Ever wonder what a “gizzard” is, and why birds have them but people don’t? You’re not alone. Chances are you’ve heard about gizzards before, but you may not know why your chickens need these specialized organs!
In fact, a gizzard is an essential part of the chicken’s digestion system. Chickens peck at their food with their beaks, and whatever they manage to capture mixes with saliva and other digestive enzymes as it travels down their esophagus. Because they don’t have teeth, however, the pieces of food they eat often remain relatively large.
From the esophagus, the food moves into the crop, which is an area in the base of the chicken’s neck where food can sit for up to twelve hours before digestion continues. After sitting in the crop for a while, food trickles slowly into the gizzard, where muscles and small, hard particles like pebbles or sand, in conjunction with more digestive enzymes, grind up the chicken’s food into digestible particles. In essence, the action of the gizzard acts as a replacement for chewing with teeth.
From the gizzard, the broken-down food passes through the small intestine, where the chicken’s body absorbs valuable nutrients.

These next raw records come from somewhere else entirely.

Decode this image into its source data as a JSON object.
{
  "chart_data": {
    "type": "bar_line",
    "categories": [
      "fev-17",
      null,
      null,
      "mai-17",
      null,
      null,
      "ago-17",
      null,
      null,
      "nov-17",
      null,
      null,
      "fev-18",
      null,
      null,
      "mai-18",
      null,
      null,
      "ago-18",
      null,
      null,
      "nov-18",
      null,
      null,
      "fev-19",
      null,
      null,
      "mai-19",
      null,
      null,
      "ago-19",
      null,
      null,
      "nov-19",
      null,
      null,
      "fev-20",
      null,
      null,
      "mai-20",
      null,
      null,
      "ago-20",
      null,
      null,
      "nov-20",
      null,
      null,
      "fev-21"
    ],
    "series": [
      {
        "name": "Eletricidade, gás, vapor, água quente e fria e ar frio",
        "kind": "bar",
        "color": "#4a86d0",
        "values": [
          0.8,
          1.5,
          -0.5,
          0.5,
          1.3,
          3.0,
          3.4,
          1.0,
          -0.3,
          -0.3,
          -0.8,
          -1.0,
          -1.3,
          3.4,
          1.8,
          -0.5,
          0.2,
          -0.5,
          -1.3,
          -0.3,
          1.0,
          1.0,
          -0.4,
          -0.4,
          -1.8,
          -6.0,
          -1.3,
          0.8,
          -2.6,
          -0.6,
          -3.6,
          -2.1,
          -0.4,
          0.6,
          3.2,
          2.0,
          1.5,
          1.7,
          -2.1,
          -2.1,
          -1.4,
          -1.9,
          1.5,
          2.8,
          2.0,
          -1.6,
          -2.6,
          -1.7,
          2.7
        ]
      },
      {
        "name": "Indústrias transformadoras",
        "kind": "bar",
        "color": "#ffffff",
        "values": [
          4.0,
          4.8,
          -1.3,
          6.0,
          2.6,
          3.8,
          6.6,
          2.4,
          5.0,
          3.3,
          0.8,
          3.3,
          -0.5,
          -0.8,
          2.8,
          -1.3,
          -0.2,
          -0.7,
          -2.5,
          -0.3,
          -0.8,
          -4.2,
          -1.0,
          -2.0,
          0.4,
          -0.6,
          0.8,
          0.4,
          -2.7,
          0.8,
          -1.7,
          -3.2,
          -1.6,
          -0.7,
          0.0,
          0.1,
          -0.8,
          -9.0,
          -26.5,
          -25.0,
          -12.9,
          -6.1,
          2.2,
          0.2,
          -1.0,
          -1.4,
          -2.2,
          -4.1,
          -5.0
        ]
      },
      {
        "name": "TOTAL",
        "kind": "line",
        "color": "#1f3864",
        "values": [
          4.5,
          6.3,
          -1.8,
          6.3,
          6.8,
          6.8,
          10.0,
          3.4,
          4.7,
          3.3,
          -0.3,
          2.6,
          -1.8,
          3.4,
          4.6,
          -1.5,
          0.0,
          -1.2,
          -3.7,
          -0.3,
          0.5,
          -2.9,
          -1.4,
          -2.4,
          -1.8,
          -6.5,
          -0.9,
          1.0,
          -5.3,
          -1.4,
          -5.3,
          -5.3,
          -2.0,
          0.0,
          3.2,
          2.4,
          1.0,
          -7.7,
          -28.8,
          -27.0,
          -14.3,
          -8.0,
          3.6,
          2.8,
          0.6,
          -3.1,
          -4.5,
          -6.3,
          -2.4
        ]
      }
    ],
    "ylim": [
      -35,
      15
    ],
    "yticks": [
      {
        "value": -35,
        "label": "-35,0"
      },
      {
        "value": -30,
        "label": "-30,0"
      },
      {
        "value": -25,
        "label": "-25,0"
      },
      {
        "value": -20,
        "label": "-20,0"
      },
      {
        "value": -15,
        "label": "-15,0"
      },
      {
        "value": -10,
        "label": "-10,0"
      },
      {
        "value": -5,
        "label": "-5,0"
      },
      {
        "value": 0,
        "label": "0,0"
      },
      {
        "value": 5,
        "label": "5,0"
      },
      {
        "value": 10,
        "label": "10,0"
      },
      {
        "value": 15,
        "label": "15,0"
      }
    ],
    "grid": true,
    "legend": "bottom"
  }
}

Then, bacteria in the ceca, a sack along the wall of the lower intestine, breaks down the remaining food and moves it into the large intestine, where it’s dried out and turned into waste.
The coolest part about the gizzard is that it actually uses pebbles, grit or sand that the chicken has ingested to aid in the digestive process. The next time your chickens are pecking their way through a meal, think about all of the different organs that play a part in their digestion. In some ways, the process is a whole lot more complex than our own digestive systems!